Consider second Yoko Ono, who only recently was allowed to claim full credit for one of the seminal achievements in pop music: breaking up the Beatles. As the new book The Beatles Anthology makes clear, contrary to the popular wisdom that Sir Paul, the original dead Beatle, was the first to cash out, it was John Lennon who ended the group, because he wanted to record with Yoko. To the extent Lennon was motivated to do anything that might be confused with art or good music (and ending a band that was turning out tunes like "Octopus' Garden" and "Maxwell's Silver Hammer" certainly qualifies), it was because of Yoko Ono — the same Yoko who was memorably described by Albert Goldman in the no-Yoko classic The Lives of John Lennon as a "simian" and by a pre-David Sedaris Esquire as "John Rennon's Excrusive Gloupie." Lennon and Ono first crossed paths in 1966, and the difference between John sans and avec Yoko is the difference between "Love Me Do" and "Happiness Is A Warm Gun" and the difference between his sophomoric In His Own Write and his fully adult "Lost Weekend" period. (During an early '70s estrangement from Yoko, Lennon was driven to drink and drugs and bad behavior, most memorably strapping a sanitary napkin on his head during the Smothers Brothers 1974 comeback show at L.A.'s Troubadour and telling the Brothers to go fuck a cow.) At the same time, Ono's individual artistry has been overshadowed by her association with Lennon — not her influential "instruction paintings," role in the Fluxus movement, or several albums of what can charitably be described as outtakes, but her ability to make money. As Ono told The New York Times Magazine recently, "My worth is close to Paul McCartney's." That's no small feat for any single mom.

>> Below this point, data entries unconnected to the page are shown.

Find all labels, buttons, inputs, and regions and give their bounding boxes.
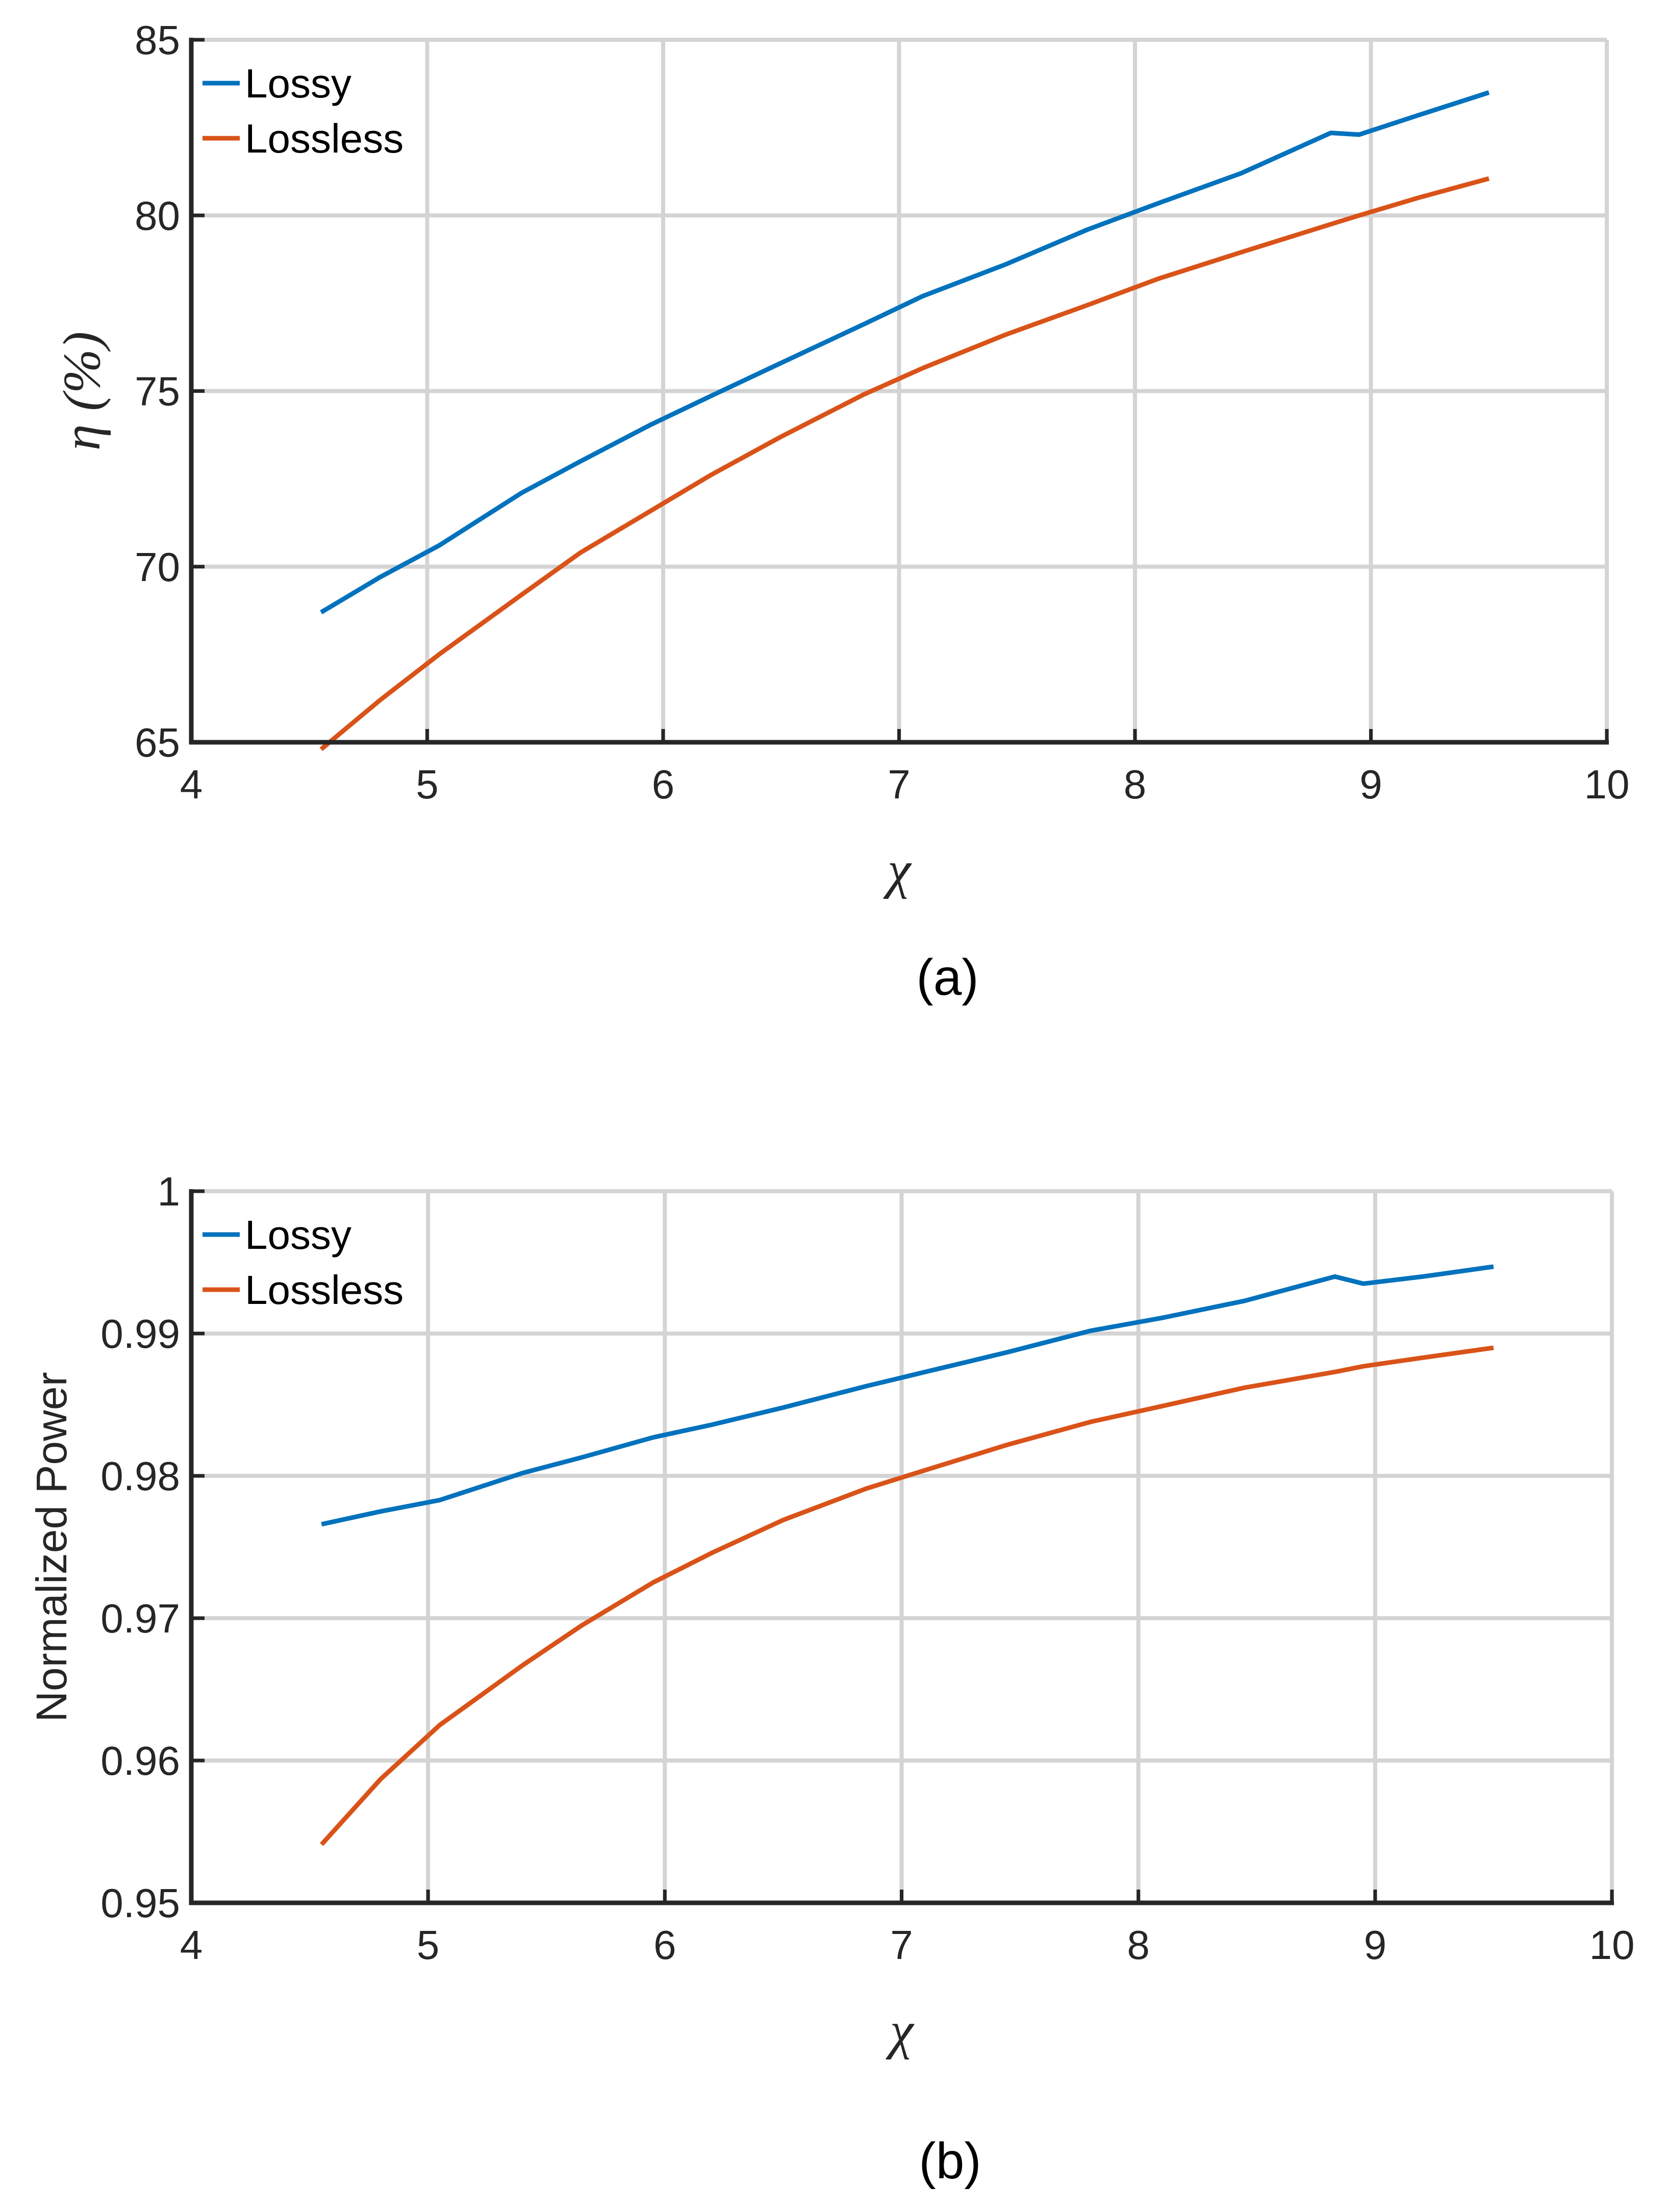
y-tick-label: 1 <box>158 1169 181 1214</box>
x-tick-label: 10 <box>1584 762 1630 807</box>
x-tick-label: 4 <box>180 762 203 807</box>
y-axis-label: η (%) <box>53 332 111 451</box>
y-tick-label: 80 <box>135 193 180 238</box>
y-tick-label: 75 <box>135 369 180 414</box>
legend-label-lossy: Lossy <box>245 61 351 106</box>
legend-label-lossy: Lossy <box>245 1212 351 1258</box>
x-tick-label: 8 <box>1127 1922 1150 1968</box>
panel-caption: (b) <box>919 2132 981 2190</box>
y-tick-label: 0.99 <box>100 1311 180 1356</box>
series-line-lossy <box>321 1264 1494 1527</box>
series-line-lossless <box>319 1345 1494 1846</box>
series-line-lossy <box>320 90 1490 615</box>
y-tick-label: 70 <box>135 544 180 590</box>
grid <box>189 1189 1614 1905</box>
y-tick-label: 65 <box>135 720 180 765</box>
series-line-lossless <box>319 176 1490 751</box>
y-tick-label: 0.96 <box>100 1738 180 1783</box>
x-tick-label: 5 <box>416 762 439 807</box>
x-tick-label: 7 <box>888 762 911 807</box>
y-tick-label: 0.97 <box>100 1596 180 1641</box>
x-axis-label: χ <box>883 841 912 899</box>
panel-b-chart: 4 5 6 7 8 9 10 0.95 0.96 0.97 0.98 0.99 1 χ Normalized… <box>28 1169 1634 2190</box>
y-axis-label: Normalized Power <box>28 1372 75 1722</box>
legend-label-lossless: Lossless <box>245 1267 403 1313</box>
x-axis-label: χ <box>886 2001 915 2060</box>
grid <box>189 38 1609 744</box>
x-tick-label: 9 <box>1364 1922 1387 1968</box>
x-tick-label: 8 <box>1124 762 1147 807</box>
x-tick-label: 4 <box>180 1922 203 1968</box>
legend-label-lossless: Lossless <box>245 116 403 161</box>
y-tick-label: 0.95 <box>100 1880 180 1926</box>
x-tick-label: 6 <box>653 1922 676 1968</box>
x-tick-label: 10 <box>1589 1922 1635 1968</box>
x-tick-label: 7 <box>890 1922 913 1968</box>
panel-caption: (a) <box>916 949 978 1006</box>
y-tick-label: 0.98 <box>100 1453 180 1499</box>
legend: Lossy Lossless <box>203 61 403 161</box>
x-tick-label: 9 <box>1359 762 1382 807</box>
x-tick-label: 6 <box>652 762 675 807</box>
x-tick-label: 5 <box>417 1922 440 1968</box>
panel-a-chart: 4 5 6 7 8 9 10 65 70 75 80 85 χ η (%) Lossy Lossless (a) <box>53 17 1629 1006</box>
y-tick-label: 85 <box>135 17 180 63</box>
legend: Lossy Lossless <box>203 1212 403 1313</box>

And then there's Nancy Reagan, often simply castigated as a bitch, a shrew, and a loon who believed not only in astrology and the viability of late capitalism but also in Just Saying No to Drugs and Just Saying Yes to Sitting in Mr. T's Lap. There's a lot that can be said about I Love You, Ronnie: The Letters of Ronald Reagan to Nancy Reagan — and at the top of the list is, "Excuse me, I'm going to vomit." But the collection, which Nancy recently edited and published to massive sales, offers clues about where the Reagan White House's real intellectual center lay. Whatever else we may learn from the series of pre-Alzheimer's letters in which the former president who contemplated a limited nuclear war in Europe addresses his wife as "Mommie Poo Pants" and "Nancy Poo Pants," these letters clearly indicate that the President owed not just a large part of his professional success but a large part of whatever small semblance of sanity he conveyed to his tireless First Lady.

That this article needs to be written — much less read — is of course proof enough that even in a world liberated enough to stack but one girl against two guys (and, in the original version, a pizza place) in a sitcom, women's contributions are still underappreciated as a matter of course.

There are signs, however mixed, that true gender liberation may be at hand. A widely circulated email rumor holds that the George W. Bush campaign is going to either kill arteriosclerotic running mate Dick Cheney and make it look like a heart attack, force him to resign over phony "health concerns," or (the method that apparently polled highest) kill him in full public view with no further comment or explanation. In several mutant versions of the email rumor, former head of the National Endowment for the Humanities Lynne Cheney not only will deliver the blows that actually disable her husband but will also replace him on the Republican ticket.

Such sweet hopes, no matter how small, must make do in a world bereft of Strangers with Candy.

[Answer to "Who is Kristin Kinkel and what are her accomplishments?": She is the older sister of well-known Oregon school shooter and parricide Kipland "Kip" Kinkel. She was valedictorian of her class and a successful cheerleader.]